The redevelopment project will deliver a 'mixed tenure' community of approximately 2000 dwellings, of which 30% will be Social Housing and 70% private market housing. Demolition, reconstruction, and tenant relocations are progressing slowly, and are expected to continue past 2020. According to the study, 3507 people lived in the estates when works commenced in 2011. Tenants have the opportunity to move back into Airds-Bradbury as new Social Housing becomes available, though many have opted to relocate elsewhere in the Campbelltown area. 

Above: land clearing works at Airds

The study describes the old estates as "poor quality", and posits that poor housing - particularly limited access to recreation spaces, healthy food, and social and health care services - is a driver of poor health. It also suggests that health issues experienced by Airds-Bradbury tenants are compounded by the area's status as "one of the most socially and economically disadvantaged areas in NSW". Given works commenced relatively recently, the study only makes short-term findings. 

In relation to the relocation and rehousing process, the study concludes broadly that the process has had "positive and negative health impacts, often dependent on the individual, the circumstances of their relocation and their perceived sense of control". Residents who were actively involved throughout the relocation process, and who received personalised support, reported a more positive impact.

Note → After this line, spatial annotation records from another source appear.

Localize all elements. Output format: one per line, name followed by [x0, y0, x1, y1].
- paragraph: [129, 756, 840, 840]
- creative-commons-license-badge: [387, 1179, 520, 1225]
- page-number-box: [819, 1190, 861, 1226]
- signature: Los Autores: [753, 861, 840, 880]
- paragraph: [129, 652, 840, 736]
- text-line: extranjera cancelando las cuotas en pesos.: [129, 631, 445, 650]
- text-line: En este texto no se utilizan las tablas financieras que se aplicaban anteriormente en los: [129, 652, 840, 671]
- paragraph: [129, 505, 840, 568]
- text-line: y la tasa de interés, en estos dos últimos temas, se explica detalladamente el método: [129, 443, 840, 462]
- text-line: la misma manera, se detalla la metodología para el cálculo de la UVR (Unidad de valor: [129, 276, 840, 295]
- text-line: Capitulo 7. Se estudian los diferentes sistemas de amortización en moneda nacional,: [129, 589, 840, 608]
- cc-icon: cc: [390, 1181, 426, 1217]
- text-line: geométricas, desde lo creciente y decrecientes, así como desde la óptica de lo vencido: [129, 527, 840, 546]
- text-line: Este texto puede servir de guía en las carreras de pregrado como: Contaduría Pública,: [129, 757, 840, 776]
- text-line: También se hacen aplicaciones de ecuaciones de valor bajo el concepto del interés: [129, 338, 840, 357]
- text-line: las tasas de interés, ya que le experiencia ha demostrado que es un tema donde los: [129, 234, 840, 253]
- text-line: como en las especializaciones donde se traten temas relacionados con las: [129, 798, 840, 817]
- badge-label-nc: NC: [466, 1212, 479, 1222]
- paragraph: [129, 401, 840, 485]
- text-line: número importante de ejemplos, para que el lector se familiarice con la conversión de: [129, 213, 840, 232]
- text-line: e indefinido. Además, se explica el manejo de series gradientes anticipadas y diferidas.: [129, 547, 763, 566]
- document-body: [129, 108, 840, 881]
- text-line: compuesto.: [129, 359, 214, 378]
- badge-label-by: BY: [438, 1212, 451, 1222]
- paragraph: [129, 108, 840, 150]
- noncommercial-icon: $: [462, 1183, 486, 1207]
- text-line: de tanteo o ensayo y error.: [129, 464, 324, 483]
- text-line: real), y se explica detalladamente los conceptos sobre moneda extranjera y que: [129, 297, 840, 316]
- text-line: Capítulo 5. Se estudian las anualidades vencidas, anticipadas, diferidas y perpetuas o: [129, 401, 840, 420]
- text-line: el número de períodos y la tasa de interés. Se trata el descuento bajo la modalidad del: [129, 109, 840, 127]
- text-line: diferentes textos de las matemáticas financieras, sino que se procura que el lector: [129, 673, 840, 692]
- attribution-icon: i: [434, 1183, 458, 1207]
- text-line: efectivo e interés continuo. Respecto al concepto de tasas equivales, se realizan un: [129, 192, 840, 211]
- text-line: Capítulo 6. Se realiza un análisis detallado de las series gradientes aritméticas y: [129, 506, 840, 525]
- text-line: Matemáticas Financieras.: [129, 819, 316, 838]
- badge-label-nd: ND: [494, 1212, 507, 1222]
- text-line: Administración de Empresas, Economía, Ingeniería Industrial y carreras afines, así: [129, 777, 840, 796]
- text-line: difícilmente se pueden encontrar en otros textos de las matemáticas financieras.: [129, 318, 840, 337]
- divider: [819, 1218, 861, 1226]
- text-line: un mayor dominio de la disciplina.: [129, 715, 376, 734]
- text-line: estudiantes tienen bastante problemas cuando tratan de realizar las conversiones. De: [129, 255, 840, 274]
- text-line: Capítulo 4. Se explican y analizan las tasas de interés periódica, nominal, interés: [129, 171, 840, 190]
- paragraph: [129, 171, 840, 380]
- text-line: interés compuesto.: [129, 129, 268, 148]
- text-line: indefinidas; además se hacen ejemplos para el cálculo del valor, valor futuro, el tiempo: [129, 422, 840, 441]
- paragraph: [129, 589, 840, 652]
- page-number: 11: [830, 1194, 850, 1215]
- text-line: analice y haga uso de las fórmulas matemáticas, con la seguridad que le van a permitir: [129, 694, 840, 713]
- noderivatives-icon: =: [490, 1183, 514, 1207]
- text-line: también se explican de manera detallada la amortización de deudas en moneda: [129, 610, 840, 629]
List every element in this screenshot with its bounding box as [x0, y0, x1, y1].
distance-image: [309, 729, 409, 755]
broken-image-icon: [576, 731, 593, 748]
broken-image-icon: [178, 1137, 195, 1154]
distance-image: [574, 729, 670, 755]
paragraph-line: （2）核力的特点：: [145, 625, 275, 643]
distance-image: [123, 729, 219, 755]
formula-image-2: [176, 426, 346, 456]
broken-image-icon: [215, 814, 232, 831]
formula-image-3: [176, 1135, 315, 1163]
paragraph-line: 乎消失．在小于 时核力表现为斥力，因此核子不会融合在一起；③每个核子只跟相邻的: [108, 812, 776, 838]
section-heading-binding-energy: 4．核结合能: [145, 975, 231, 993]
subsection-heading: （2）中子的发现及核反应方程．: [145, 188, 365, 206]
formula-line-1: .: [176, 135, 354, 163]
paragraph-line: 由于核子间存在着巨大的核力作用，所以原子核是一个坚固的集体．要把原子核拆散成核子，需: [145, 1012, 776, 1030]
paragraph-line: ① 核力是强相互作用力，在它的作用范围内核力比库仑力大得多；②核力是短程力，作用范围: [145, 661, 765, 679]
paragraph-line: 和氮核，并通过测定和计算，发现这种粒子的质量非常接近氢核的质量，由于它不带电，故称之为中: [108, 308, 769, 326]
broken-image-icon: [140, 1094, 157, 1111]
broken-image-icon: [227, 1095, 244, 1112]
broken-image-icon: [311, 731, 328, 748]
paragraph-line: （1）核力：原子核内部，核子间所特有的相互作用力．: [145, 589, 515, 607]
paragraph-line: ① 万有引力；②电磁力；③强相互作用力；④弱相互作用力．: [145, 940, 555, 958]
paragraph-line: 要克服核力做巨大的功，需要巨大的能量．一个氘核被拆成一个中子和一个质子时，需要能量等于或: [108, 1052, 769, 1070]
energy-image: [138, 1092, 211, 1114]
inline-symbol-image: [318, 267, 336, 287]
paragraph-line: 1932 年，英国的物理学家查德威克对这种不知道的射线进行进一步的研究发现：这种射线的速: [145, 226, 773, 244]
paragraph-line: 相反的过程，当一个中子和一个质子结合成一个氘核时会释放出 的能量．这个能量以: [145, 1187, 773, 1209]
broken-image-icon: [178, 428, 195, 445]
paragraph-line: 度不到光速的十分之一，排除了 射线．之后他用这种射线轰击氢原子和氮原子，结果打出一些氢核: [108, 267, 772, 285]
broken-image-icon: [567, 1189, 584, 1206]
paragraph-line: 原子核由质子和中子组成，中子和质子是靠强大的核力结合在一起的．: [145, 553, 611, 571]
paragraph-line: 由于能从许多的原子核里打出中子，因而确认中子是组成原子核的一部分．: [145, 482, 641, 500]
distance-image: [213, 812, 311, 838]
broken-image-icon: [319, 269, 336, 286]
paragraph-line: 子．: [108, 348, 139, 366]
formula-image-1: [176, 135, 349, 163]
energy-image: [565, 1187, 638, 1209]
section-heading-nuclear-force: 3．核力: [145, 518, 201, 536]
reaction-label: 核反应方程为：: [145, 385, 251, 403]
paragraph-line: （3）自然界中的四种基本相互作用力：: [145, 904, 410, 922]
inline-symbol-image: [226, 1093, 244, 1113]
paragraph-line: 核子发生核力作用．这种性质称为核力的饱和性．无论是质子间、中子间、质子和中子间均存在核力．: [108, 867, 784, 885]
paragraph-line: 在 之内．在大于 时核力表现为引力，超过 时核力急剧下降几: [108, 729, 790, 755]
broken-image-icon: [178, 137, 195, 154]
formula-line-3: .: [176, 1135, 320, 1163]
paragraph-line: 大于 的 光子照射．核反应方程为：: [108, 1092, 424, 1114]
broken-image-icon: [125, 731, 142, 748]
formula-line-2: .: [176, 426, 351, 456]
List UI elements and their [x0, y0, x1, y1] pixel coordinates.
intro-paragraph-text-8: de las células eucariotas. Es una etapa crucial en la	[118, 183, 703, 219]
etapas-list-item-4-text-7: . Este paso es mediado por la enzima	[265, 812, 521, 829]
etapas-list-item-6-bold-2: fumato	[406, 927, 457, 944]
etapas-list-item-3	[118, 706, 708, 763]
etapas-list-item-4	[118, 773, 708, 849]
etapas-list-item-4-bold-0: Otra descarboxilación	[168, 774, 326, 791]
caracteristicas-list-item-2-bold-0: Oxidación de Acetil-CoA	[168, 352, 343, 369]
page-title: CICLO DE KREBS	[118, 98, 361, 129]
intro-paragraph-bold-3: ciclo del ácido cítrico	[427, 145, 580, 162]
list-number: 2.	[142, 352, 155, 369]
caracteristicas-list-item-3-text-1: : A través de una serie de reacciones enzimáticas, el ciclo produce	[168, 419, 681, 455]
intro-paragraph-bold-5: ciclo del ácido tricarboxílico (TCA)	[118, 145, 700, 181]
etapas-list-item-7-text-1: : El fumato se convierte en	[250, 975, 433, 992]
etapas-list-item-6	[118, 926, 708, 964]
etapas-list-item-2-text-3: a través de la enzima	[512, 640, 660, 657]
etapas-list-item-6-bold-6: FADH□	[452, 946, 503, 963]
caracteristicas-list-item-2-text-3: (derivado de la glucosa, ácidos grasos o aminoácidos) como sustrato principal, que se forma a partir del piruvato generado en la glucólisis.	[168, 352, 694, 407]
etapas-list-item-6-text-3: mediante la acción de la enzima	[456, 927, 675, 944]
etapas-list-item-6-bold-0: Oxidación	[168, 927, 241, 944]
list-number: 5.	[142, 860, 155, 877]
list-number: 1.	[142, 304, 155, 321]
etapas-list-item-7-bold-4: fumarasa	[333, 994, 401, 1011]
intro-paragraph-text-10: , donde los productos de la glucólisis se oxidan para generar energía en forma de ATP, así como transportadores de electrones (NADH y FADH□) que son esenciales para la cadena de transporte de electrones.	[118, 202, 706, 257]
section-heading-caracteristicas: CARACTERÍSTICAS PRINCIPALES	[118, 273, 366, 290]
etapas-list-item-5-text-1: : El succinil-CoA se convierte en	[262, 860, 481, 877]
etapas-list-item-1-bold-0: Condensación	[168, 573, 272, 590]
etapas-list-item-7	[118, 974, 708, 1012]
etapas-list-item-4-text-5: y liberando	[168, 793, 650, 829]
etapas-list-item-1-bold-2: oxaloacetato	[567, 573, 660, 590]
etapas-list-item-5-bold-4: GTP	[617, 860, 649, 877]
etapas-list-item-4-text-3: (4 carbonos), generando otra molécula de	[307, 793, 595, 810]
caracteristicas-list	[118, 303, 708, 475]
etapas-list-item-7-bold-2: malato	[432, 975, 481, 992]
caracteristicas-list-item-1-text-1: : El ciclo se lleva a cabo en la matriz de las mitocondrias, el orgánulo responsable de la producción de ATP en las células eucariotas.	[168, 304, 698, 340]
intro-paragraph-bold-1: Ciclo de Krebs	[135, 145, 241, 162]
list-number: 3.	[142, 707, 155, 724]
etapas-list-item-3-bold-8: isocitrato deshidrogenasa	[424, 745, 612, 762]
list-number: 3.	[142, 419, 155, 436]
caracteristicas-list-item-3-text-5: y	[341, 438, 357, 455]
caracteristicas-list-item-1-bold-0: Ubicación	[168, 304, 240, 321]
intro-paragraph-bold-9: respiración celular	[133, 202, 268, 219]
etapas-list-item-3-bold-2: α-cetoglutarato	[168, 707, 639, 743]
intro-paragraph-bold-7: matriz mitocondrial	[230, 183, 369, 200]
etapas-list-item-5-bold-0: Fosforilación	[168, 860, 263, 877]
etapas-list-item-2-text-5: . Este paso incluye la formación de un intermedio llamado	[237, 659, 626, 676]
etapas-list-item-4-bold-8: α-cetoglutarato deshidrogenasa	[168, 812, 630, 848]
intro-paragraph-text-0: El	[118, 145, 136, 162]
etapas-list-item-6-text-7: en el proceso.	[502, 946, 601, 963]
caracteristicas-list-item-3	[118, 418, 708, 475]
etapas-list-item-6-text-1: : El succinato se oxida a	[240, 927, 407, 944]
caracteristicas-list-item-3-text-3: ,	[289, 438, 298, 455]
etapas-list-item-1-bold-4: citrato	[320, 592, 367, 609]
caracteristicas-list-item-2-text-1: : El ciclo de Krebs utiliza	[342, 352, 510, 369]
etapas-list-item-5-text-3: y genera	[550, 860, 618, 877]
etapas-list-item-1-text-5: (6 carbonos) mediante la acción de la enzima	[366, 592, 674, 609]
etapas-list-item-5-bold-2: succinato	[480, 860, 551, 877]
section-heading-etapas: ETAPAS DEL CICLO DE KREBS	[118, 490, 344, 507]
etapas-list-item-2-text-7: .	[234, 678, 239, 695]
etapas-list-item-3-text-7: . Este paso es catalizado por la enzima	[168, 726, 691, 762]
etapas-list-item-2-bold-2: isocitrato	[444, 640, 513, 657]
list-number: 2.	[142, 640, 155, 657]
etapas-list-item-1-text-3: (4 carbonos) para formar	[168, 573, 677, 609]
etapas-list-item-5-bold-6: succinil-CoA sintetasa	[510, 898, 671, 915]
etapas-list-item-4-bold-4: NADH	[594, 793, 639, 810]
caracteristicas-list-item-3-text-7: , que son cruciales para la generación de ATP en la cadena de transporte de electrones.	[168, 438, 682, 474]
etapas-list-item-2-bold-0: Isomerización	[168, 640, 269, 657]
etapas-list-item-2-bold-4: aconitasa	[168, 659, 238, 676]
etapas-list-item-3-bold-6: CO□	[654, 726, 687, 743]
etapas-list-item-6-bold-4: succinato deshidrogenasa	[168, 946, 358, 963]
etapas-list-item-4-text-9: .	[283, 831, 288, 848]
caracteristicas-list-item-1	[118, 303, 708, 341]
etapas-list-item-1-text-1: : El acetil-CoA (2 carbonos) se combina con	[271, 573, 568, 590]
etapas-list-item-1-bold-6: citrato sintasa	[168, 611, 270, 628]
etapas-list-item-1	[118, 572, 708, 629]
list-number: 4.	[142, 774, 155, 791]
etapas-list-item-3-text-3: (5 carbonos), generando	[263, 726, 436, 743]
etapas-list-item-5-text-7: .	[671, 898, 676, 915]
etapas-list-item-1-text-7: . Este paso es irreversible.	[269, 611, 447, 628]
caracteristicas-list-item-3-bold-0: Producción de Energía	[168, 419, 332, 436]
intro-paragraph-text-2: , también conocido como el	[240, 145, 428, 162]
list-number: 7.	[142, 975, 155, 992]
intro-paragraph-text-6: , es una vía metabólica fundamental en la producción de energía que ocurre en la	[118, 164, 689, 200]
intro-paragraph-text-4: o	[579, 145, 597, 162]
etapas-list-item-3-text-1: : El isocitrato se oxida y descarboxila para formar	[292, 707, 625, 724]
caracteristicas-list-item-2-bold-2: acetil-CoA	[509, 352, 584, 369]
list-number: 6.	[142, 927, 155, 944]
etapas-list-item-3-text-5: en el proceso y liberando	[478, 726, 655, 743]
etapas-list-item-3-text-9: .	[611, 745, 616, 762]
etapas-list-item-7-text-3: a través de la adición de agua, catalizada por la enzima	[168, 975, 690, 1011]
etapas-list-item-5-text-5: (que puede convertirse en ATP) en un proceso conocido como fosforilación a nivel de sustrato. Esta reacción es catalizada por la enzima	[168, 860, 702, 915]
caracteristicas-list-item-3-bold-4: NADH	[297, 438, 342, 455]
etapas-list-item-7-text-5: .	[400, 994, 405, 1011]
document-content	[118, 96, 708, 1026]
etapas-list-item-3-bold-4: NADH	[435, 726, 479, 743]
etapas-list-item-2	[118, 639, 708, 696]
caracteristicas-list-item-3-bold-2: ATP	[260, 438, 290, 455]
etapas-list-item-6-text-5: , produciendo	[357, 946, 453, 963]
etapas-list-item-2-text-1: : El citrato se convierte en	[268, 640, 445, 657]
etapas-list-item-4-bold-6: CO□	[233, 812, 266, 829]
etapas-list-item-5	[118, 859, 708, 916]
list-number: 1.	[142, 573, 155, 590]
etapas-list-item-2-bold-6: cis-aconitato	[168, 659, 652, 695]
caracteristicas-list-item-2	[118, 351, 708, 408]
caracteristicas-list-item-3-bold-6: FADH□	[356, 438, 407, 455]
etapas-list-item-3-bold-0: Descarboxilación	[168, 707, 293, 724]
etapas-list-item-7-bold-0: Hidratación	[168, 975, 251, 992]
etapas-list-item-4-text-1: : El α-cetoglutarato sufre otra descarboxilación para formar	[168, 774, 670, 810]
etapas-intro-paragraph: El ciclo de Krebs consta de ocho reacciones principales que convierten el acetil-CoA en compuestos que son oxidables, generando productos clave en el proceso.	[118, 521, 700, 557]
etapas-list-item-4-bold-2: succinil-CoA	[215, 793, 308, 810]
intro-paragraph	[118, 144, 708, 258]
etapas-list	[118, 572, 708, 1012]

Findings related to tenants leaving the 'poor' built environment of the old estates for higher quality housing were similarly mixed. Some reported "reduced stress, increased physical accessibility and an improved sense of privacy and safety", and positive impact related to the provision of housing according to their individual needs. Similarly, many reported increased feelings of safety and security. However, single people and childless couples reported negative psychological health impacts when required to move to smaller properties. 

The impact of relocation on tenants' community networks was identified as problematic. Many reported negative impacts, related to either displacement or isolation for those relocated within the depopulated estate. This is particularly concerning as such networks are something that, according to the report, "socioeconomically disadvantaged groups tend to rely quite strongly on...for their physical and mental health".

The study ultimately finds that housing providers and health organisations should attend to four major considerations in the administration of estate redevelopments:

"1. [New] housing and neighbourhood generally are planned and built to high design standards;

2. Disruptions and inconveniences to individuals and the community during the actual redevelopment are reduced to the minimum;

3. There are appropriate services and procedures in place to support residents during each stage of the planning, renewal and relocation process; and

4. The needs and preferences of individual residents are taken into account."

Though the scale of the Airds-Bradbury redevelopment is itself considerable, the study is of potentially broader relevance. Both the suite of Communities Plus projects and the renewal project at Cowper Street, Glebe, involve the demolition of Public Housing for 'mixed communities' at the 30-70 ratio.